Essa pintura não aceita uma leitura dicotômica, dualista ou idealista. Seus elementos
constitutivos não permitem a classificação apressada, transmutando-se sempre que
tentamos aprisioná-los em estereótipos. São os cães que saltam aos olhos ou recuam,
que revelam ou escondem. É a flor que sobe e o pássaro que desce. São os olhares
que encaram sem permitir classificar seu sentido. É o sol que não ilumina e a flor que
o faz. É o animal e a planta que se metamorfoseiam ao ultrapassar fronteiras. Assim,
são muitos os elementos que indicam uma ambivalência de sentidos e dessa forma
nos lançam numa atmosfera de incerteza e indefinição.

Daí serem tão frequentes o estranhamento e a inquietude vivenciados pelas pessoas


que olham para essa obra.

Estranhamento é uma palavra com etimologia muito precisa: remete ao estrangeiro,


àquele que é de fora, que não pertence à família. Estranhamento é a atitude primeira
de muitas pessoas quando estão diante desse quadro.
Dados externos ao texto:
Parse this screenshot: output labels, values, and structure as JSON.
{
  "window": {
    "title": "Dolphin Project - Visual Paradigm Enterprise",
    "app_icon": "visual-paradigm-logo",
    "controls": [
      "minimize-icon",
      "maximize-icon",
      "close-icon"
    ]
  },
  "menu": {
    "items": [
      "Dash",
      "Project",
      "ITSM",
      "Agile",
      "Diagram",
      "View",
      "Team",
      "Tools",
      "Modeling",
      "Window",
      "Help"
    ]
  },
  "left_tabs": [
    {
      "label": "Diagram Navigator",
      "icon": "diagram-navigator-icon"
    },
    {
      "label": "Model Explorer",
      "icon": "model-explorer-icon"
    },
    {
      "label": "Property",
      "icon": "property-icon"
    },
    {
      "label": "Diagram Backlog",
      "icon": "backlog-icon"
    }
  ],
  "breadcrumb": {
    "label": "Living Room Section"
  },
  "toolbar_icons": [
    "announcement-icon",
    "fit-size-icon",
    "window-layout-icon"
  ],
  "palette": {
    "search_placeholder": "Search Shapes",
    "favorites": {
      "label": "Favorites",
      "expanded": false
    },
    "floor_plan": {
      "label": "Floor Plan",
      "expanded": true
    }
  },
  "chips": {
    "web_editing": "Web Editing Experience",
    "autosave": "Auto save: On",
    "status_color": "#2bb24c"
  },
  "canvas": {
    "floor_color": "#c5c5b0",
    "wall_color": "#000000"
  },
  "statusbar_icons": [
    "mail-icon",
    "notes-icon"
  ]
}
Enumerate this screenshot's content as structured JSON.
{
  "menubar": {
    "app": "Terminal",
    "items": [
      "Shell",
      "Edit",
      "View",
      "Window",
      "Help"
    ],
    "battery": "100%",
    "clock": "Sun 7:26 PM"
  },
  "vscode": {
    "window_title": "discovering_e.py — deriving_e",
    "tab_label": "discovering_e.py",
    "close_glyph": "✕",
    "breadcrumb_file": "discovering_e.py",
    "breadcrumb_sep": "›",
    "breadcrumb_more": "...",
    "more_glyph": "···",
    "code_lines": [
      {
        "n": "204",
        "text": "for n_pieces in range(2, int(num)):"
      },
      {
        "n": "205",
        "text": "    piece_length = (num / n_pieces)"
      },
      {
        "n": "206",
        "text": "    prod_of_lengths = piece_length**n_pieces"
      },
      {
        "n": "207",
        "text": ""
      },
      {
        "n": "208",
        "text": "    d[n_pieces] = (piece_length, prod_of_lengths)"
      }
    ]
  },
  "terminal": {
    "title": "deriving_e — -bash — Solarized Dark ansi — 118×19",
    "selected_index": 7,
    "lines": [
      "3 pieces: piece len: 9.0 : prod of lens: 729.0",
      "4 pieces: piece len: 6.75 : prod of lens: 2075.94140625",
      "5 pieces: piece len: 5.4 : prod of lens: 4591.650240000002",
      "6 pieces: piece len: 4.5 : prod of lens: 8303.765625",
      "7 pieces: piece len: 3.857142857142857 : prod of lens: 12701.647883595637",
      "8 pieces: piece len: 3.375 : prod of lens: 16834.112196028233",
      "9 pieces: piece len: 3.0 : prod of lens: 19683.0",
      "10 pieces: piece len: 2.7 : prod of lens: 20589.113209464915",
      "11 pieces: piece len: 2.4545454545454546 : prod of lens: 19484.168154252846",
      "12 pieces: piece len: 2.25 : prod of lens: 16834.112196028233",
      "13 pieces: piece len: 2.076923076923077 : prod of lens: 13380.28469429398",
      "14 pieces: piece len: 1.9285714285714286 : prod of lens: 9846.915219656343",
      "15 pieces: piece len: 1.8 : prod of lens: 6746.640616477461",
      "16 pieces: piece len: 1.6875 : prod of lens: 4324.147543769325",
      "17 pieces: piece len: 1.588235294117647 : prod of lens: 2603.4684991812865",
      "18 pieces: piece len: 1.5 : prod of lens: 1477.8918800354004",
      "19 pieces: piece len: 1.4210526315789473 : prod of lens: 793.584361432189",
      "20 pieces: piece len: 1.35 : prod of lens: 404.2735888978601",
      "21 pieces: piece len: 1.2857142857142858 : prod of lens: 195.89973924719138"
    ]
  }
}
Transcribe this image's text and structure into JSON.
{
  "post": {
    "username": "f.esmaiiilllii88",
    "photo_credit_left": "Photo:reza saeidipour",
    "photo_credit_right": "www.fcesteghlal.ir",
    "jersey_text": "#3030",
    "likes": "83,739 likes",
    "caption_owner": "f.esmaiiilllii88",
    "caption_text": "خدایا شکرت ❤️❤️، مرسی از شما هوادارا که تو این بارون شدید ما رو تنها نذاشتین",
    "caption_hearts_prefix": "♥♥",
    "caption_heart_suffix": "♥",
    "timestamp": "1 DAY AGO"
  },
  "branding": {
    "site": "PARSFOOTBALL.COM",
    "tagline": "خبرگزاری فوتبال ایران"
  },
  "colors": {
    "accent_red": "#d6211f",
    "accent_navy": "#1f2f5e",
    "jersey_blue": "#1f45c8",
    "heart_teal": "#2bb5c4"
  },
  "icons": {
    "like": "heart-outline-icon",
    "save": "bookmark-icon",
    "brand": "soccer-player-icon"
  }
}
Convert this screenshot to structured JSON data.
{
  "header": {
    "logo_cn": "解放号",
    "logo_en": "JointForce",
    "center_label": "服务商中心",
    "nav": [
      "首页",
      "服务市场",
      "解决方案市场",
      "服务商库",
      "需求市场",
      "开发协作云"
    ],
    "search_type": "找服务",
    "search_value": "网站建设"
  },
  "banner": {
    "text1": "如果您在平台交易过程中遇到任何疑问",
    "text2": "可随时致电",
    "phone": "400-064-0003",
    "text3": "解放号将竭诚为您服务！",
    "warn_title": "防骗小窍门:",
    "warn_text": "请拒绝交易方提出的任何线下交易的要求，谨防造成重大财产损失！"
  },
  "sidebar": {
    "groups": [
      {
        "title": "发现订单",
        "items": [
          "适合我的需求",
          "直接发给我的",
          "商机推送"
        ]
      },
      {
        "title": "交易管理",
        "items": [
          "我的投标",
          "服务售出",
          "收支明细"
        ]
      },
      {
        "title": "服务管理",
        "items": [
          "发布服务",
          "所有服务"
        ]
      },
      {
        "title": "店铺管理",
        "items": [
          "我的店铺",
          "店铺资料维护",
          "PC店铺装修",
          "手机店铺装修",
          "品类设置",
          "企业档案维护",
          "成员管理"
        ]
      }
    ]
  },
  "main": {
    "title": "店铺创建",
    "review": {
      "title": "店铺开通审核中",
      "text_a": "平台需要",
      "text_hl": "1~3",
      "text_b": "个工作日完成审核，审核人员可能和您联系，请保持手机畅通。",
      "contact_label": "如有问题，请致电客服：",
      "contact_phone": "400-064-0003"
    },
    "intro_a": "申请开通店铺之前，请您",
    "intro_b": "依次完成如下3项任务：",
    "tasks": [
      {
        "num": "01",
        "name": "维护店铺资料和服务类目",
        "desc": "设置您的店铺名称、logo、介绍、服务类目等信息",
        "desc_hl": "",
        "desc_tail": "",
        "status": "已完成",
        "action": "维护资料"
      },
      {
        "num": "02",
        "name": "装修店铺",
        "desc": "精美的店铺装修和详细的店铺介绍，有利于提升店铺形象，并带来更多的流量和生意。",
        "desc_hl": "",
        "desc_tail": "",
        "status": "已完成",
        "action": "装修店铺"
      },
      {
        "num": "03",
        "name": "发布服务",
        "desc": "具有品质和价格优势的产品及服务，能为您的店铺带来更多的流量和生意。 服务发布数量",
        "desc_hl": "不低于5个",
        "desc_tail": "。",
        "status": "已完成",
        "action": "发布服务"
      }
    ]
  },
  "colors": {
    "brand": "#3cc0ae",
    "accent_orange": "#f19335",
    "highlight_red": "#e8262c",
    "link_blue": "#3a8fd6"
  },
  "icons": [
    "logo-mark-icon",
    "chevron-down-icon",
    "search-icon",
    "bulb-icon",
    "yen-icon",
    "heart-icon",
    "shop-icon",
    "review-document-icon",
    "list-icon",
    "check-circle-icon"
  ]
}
Julgo que essa atitude revela a
dificuldade que temos com aquilo que em nós consideramos como feio, errado ou
mau, e que o quadro parece de alguma forma nos querer lembrar disso.

Talvez, por isso mesmo, esse quadro traga em si a possibilidade de modificar algo em
nós, modificar algumas formas muito taxativas que temos de olhar para nós mesmos
(e consequentemente para os outros à nossa volta), ou até permitir uma
reconfiguração um pouco mais abrangente dentro de cada um, uma verdadeira
ressimbolização do modo de se ver e do modo de ver a realidade na qual vivemos.

É um quadro que exige coragem. Especialmente a coragem de se refazer, de se


ressimbolizar, de se lançar no espaço da mudança e da transformação.